Moving on to induced pluripotent stem cells:
There are reasons for caution [about embryonic stem cells]. For one, embryonic stem cells can form tumors. And because the cells are biologically foreign -- like a transplanted organ -- recipients will need to take powerful immunity-suppressing drugs, which have a host of side effects, to prevent rejection.

It's that latter problem that makes scientists particularly excited about iPS cells, which would have the clinical potential of embryonic cells but can be created from a patient's own cells. Reprogramming an adult cell into an embryolike, more malleable state sidesteps the issue of immune rejection, not to mention the moral debate. It's also simple in concept -- adding just four genes to an adult cell can do the trick. But the virus needed to transport the genes into adult cells poses a cancer risk. In late April, scientists reported a breakthrough in mice: They induced pluripotency by inserting proteins, which don't require a virus to carry them, instead of genes, which do. In June, researchers said they'd accomplished the same thing with human cells.

Some scientists, including Geron founder Michael West, who's now CEO of the stem cell technology company BioTime, are betting iPS cells will eventually supplant embryonic stem cells. "But right now," he says, "iPS cells are less than perfect, and they're enough less than perfect that I don't know any scientist who feels they would be safe in humans as of today." For that reason, this is no time to scrap research on embryonic cells, he says.

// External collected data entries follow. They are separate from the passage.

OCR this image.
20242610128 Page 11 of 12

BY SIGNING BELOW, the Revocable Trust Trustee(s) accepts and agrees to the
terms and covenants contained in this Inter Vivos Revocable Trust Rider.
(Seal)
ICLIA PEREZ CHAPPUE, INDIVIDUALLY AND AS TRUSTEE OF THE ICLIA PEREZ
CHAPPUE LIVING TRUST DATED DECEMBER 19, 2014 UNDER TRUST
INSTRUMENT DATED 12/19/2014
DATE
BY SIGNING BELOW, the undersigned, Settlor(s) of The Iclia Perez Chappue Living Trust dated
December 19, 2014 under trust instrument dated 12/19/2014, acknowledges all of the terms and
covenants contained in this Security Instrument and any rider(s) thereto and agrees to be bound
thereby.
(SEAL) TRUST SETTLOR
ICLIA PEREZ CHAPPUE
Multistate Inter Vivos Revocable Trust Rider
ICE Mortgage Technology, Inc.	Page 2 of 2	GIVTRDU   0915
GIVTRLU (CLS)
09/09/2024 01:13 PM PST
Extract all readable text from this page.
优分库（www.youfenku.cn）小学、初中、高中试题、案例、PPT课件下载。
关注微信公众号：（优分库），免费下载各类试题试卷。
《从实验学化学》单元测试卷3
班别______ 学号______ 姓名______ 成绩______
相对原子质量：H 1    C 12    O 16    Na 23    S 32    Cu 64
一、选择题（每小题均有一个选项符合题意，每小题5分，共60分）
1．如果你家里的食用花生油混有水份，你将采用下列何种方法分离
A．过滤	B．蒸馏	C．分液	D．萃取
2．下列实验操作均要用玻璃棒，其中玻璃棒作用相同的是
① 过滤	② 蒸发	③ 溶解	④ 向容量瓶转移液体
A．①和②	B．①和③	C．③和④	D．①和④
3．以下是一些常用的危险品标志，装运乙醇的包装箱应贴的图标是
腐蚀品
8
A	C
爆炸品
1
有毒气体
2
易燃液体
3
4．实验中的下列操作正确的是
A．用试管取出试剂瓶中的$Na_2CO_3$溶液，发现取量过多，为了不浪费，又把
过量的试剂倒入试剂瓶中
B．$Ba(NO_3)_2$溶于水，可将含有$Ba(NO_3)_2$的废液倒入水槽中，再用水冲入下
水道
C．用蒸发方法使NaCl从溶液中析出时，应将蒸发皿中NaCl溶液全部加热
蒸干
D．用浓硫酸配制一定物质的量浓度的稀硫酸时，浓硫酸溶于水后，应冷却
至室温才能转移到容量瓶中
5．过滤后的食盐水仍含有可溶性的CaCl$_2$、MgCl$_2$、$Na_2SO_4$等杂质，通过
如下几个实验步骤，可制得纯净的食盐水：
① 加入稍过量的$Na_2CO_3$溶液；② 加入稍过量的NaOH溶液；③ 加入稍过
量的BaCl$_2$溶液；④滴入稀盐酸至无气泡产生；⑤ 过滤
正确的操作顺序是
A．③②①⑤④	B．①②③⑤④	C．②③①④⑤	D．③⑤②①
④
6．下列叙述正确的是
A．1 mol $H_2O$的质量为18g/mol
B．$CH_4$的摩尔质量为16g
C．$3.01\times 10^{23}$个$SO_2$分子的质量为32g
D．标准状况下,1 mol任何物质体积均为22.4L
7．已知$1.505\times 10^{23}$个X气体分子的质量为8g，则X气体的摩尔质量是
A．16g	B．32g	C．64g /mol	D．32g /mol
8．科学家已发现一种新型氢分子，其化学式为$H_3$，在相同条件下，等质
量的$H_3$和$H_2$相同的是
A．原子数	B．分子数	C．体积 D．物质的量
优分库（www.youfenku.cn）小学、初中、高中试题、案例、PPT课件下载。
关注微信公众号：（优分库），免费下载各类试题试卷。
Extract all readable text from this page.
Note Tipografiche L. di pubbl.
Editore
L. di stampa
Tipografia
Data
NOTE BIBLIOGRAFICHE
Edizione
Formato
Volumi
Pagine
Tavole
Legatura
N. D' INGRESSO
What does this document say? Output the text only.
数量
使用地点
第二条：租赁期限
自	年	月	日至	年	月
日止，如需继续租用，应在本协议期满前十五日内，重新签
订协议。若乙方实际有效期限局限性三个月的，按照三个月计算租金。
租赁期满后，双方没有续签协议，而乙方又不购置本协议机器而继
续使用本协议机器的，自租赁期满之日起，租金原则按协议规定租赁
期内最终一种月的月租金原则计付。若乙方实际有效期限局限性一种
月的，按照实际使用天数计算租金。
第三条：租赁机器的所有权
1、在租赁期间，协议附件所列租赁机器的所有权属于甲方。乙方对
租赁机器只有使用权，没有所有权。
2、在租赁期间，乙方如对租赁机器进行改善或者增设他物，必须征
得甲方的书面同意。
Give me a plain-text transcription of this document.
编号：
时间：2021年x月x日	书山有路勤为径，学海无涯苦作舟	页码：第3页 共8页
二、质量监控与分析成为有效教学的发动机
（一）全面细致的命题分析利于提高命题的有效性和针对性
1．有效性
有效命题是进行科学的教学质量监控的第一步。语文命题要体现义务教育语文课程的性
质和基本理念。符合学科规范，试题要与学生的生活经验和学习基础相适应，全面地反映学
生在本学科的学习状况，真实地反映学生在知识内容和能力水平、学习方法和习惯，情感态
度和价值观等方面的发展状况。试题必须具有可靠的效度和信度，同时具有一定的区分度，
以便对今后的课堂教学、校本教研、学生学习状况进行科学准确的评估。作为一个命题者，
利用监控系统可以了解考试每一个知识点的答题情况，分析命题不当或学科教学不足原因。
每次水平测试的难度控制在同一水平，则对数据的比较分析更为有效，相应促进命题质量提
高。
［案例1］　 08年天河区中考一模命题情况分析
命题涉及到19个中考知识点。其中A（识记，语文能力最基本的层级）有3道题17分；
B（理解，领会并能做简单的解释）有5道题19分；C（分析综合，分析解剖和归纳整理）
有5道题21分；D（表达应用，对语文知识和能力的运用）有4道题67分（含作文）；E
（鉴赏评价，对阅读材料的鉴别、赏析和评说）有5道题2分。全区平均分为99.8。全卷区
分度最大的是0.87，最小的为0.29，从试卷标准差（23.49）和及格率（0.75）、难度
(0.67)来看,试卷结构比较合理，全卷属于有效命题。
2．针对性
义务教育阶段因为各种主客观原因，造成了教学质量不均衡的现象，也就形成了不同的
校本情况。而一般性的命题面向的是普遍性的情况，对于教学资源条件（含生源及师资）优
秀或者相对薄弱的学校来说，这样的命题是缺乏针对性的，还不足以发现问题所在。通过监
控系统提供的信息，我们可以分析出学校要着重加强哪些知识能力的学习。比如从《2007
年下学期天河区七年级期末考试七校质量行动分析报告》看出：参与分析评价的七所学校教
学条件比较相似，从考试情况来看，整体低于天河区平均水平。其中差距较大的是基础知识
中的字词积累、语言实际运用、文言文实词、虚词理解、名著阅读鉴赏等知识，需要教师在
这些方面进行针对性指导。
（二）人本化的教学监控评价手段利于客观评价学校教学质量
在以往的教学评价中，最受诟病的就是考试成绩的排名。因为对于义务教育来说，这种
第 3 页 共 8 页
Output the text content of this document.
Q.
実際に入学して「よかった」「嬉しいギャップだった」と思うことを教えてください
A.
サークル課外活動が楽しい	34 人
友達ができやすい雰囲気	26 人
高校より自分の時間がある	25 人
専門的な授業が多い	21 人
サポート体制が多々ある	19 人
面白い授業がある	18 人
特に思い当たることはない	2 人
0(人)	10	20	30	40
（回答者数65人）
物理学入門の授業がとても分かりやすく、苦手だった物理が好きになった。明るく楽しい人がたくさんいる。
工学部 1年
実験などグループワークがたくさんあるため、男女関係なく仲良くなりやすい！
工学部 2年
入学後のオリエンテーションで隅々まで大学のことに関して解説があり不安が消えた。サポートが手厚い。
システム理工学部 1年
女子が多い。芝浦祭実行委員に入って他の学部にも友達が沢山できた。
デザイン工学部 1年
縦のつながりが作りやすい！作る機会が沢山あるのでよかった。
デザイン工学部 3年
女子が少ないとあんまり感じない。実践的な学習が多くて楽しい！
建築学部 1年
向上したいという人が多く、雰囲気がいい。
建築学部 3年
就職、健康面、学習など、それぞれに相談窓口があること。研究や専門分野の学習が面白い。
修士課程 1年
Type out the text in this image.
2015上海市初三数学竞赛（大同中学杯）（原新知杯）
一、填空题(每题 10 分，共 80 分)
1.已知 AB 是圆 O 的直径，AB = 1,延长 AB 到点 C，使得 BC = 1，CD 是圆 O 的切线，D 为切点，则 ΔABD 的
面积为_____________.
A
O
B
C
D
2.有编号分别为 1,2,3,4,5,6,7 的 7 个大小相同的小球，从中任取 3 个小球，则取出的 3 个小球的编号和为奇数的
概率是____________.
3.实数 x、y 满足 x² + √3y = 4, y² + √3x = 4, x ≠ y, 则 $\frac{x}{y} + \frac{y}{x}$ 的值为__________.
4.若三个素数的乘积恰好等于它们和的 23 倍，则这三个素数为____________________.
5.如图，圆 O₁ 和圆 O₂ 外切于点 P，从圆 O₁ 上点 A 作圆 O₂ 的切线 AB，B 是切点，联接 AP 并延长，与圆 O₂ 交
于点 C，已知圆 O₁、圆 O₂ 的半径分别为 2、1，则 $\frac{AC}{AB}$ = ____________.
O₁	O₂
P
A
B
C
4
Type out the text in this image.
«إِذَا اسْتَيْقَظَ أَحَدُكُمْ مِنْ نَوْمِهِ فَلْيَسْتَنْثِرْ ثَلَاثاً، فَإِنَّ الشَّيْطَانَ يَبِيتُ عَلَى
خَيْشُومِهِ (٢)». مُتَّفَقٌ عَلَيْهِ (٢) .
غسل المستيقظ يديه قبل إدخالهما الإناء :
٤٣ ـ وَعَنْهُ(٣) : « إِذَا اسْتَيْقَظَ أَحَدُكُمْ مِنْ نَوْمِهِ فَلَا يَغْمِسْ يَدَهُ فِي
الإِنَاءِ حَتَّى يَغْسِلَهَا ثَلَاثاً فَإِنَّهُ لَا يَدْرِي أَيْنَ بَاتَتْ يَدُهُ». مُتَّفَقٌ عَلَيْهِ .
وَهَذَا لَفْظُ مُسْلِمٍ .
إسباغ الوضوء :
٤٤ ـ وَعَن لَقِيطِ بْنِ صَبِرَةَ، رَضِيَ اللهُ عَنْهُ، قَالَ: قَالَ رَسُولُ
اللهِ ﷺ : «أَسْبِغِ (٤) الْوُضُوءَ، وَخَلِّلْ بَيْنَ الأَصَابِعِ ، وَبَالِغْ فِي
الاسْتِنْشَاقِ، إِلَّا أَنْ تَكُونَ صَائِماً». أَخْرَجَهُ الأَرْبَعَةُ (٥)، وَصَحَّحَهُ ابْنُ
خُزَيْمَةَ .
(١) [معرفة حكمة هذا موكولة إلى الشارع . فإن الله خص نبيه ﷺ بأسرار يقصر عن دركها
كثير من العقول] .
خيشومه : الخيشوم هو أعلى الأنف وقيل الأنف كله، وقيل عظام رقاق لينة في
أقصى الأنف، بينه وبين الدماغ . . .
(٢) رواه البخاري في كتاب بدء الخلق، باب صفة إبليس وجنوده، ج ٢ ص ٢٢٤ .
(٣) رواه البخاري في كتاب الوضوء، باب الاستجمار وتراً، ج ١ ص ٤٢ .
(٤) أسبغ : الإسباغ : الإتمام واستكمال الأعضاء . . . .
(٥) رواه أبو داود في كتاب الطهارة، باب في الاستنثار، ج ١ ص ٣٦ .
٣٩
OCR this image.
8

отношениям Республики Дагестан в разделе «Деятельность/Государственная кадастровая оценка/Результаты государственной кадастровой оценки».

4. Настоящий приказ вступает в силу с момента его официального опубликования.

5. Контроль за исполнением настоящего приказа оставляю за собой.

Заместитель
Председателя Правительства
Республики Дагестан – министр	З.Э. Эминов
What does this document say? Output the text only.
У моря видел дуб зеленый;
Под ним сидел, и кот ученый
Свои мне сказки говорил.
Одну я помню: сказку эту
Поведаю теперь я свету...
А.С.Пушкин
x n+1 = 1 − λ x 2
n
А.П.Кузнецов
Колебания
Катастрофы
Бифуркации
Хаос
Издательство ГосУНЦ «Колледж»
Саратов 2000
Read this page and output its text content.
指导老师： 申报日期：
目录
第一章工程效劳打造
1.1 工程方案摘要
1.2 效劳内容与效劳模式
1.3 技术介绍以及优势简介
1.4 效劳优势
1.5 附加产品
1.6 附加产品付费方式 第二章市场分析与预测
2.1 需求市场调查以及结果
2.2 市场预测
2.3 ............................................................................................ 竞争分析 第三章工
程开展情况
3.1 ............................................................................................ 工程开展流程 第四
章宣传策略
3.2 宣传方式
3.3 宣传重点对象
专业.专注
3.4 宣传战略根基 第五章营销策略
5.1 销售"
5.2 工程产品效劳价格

It will be years, if not decades, before iPS cells can be refined enough to use in patients. But even if treatments are years off, Chernoff says iPS cells have another, more immediate use: to study the progression of a disease. Researchers could take normal and malignant cells from a pancreatic cancer patient, for example, turn back the clock on both, and then reprogram the cells to form pancreatic tissue. They could then monitor the cancer-derived cells to see what, exactly, goes wrong.
One conclusion doesn't make sense: "this is no time to scrap research on embryonic cells," says one scientist, because iPSCs are "less than perfect." But iPSCs are "less than perfect" only because they suffer the same problems as all pluripotent stem cells, including embryonic stem cells: differentiation problems and the formation of tumors. iPSCs are not "safe in humans as of today" for exactly the same reason embryonic stem cells are not safe in humans.

Currently, only adult stem cells are successfully treating patients. And the speculative potential benefits of embryonic stem cells are all available through iPSCs. I think the therapeutic justification for research with human embryos is now obsolete.